3. Top 15 Holdings at 31 December 2007

Company Symbol % Weighting
BHP Billiton BHP 10.56
National Aust. Bank NAB 8.06
Westpac Banking Corp WBC 6.65
Commonwealth Bank CBA 6.14
ANZ Bank ANZ 5.58
Lihir Gold LGL 3.54
Woolworths WOW 3.54
QBE Insurance QBE 3.21
Rio Tinto RIO 2.97
Soul Pattinson (W.H) SOL 2.53
Lion Selection LST 2.29
Mundo Minerals MUN 2.05
Everest Babcock & Brown Alt. Inv. Trust EBI 1.96
Beach Petroleum BPT 1.92
UXC Limited UXC 1.87

Andrew Brown[a & ] Steve O’Hanna[a ] 14 January 2008

On behalf of Fat Prophets Funds Management Australia P/L

  • a: Andrew Brown and Steve O’Hanna are employees of Tidewater Investments Limited. A controlled entity of Tidewater Investments Limited, Tidewater Asset Management P/L (AFSL# 302802) currently manages the Fat Fund under a subcontract agreement dated 24 May 2007.

This report has been prepared solely for the benefit of the Fat Fund and its shareholders. It summarises information on the financial products held by the Fat Fund and the views of the Fat Fund as at the date of preparation of the report. These views and financial products may and will change after the issue of this report. No assurance can be given by the Fat Fund or Fat Prophets Funds Management Australia Pty Limited (the Manager) or Tidewater Asset Management Pty. Limited (the sub contract manager) as to the accuracy and completeness of the information used to compile this report. Past performance is not necessarily indicative of future performance.

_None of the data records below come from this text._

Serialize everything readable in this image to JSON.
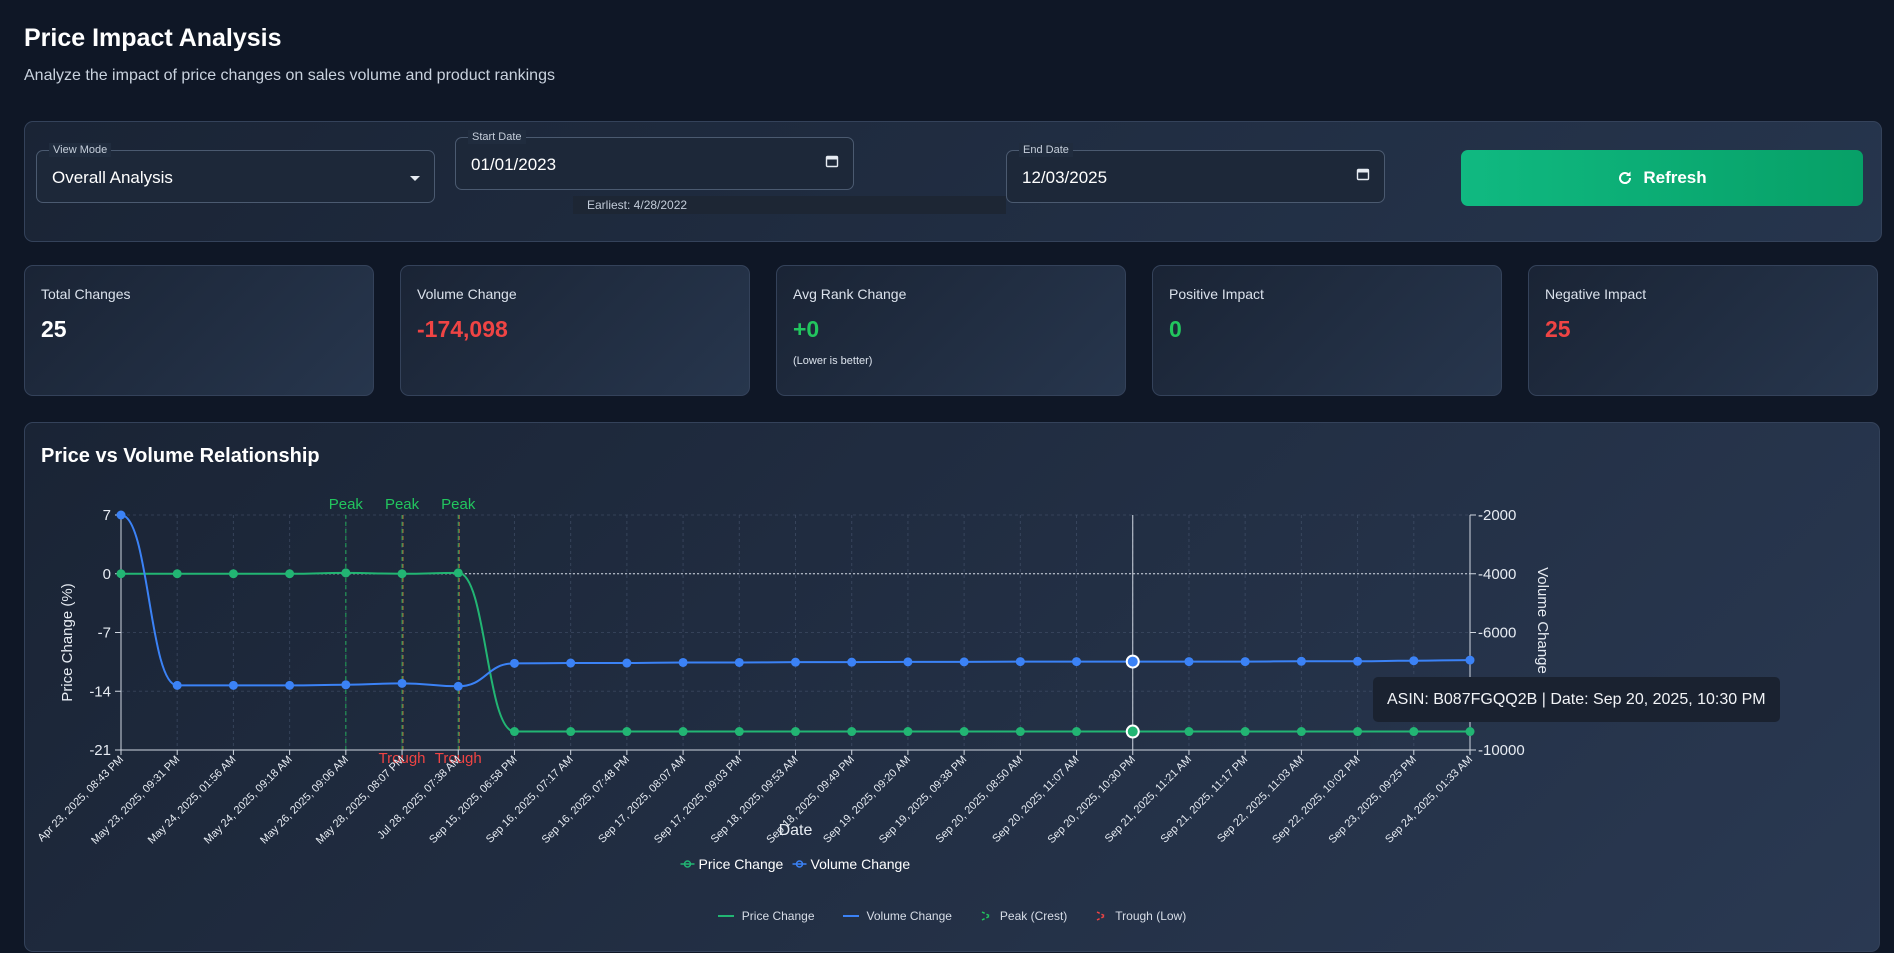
{
  "header": {
    "title": "Price Impact Analysis",
    "subtitle": "Analyze the impact of price changes on sales volume and product rankings"
  },
  "controls": {
    "view_mode": {
      "label": "View Mode",
      "value": "Overall Analysis"
    },
    "start_date": {
      "label": "Start Date",
      "value": "01/01/2023",
      "hint": "Earliest: 4/28/2022"
    },
    "end_date": {
      "label": "End Date",
      "value": "12/03/2025"
    },
    "refresh_label": "Refresh"
  },
  "stats": [
    {
      "label": "Total Changes",
      "value": "25",
      "color": "#ffffff"
    },
    {
      "label": "Volume Change",
      "value": "-174,098",
      "color": "#ef4444"
    },
    {
      "label": "Avg Rank Change",
      "value": "+0",
      "color": "#22c55e",
      "note": "(Lower is better)"
    },
    {
      "label": "Positive Impact",
      "value": "0",
      "color": "#22c55e"
    },
    {
      "label": "Negative Impact",
      "value": "25",
      "color": "#ef4444"
    }
  ],
  "chart_title": "Price vs Volume Relationship",
  "tooltip": "ASIN: B087FGQQ2B | Date: Sep 20, 2025, 10:30 PM",
  "bottom_legend": {
    "price": "Price Change",
    "volume": "Volume Change",
    "peak": "Peak (Crest)",
    "trough": "Trough (Low)"
  },
  "colors": {
    "price": "#22b573",
    "volume": "#3b82f6",
    "peak": "#22c55e",
    "trough": "#ef4444",
    "positive": "#22c55e",
    "negative": "#ef4444"
  },
  "chart_data": {
    "type": "line",
    "xlabel": "Date",
    "ylabel_left": "Price Change (%)",
    "ylabel_right": "Volume Change",
    "y_left_ticks": [
      7,
      0,
      -7,
      -14,
      -21
    ],
    "y_right_ticks": [
      -2000,
      -4000,
      -6000,
      -8000,
      -10000
    ],
    "y_left_range": [
      -21,
      7
    ],
    "y_right_range": [
      -10000,
      -2000
    ],
    "x": [
      "Apr 23, 2025, 08:43 PM",
      "May 23, 2025, 09:31 PM",
      "May 24, 2025, 01:56 AM",
      "May 24, 2025, 09:18 AM",
      "May 26, 2025, 09:06 AM",
      "May 28, 2025, 08:07 PM",
      "Jul 28, 2025, 07:38 AM",
      "Sep 15, 2025, 06:58 PM",
      "Sep 16, 2025, 07:17 AM",
      "Sep 16, 2025, 07:48 PM",
      "Sep 17, 2025, 08:07 AM",
      "Sep 17, 2025, 09:03 PM",
      "Sep 18, 2025, 09:53 AM",
      "Sep 18, 2025, 09:49 PM",
      "Sep 19, 2025, 09:20 AM",
      "Sep 19, 2025, 09:38 PM",
      "Sep 20, 2025, 08:50 AM",
      "Sep 20, 2025, 11:07 AM",
      "Sep 20, 2025, 10:30 PM",
      "Sep 21, 2025, 11:21 AM",
      "Sep 21, 2025, 11:17 PM",
      "Sep 22, 2025, 11:03 AM",
      "Sep 22, 2025, 10:02 PM",
      "Sep 23, 2025, 09:25 PM",
      "Sep 24, 2025, 01:33 AM"
    ],
    "series": [
      {
        "name": "Price Change",
        "axis": "left",
        "values": [
          0,
          0,
          0,
          0,
          0.1,
          0,
          0.1,
          -18.8,
          -18.8,
          -18.8,
          -18.8,
          -18.8,
          -18.8,
          -18.8,
          -18.8,
          -18.8,
          -18.8,
          -18.8,
          -18.8,
          -18.8,
          -18.8,
          -18.8,
          -18.8,
          -18.8,
          -18.8
        ]
      },
      {
        "name": "Volume Change",
        "axis": "right",
        "values": [
          -2000,
          -7800,
          -7800,
          -7800,
          -7780,
          -7730,
          -7830,
          -7050,
          -7040,
          -7040,
          -7020,
          -7020,
          -7010,
          -7010,
          -7000,
          -7000,
          -6990,
          -6990,
          -6990,
          -6990,
          -6990,
          -6980,
          -6980,
          -6960,
          -6940
        ]
      }
    ],
    "peaks": [
      4,
      5,
      6
    ],
    "troughs": [
      5,
      6
    ],
    "peak_label": "Peak",
    "trough_label": "Trough",
    "highlight_index": 18,
    "zero_line": true,
    "legend": [
      "Price Change",
      "Volume Change"
    ]
  }
}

By making this report available, the Fat Fund and the Manager are not providing any general advice or personal advice within the meaning of section 766B of the Corporations Act regarding the Fat Fund, any potential investment in the Fat Fund or any investments or potential investments of the Fat Fund. This report is made without consideration of any specific person's investment objectives, financial situation or needs. The Fat Fund, the Manager and directors and employees of the Fat Fund and the Manager do not accept any liability for the results of any action taken or not taken on the basis of the information contained in this report, any negligent mis-statements, errors or omissions.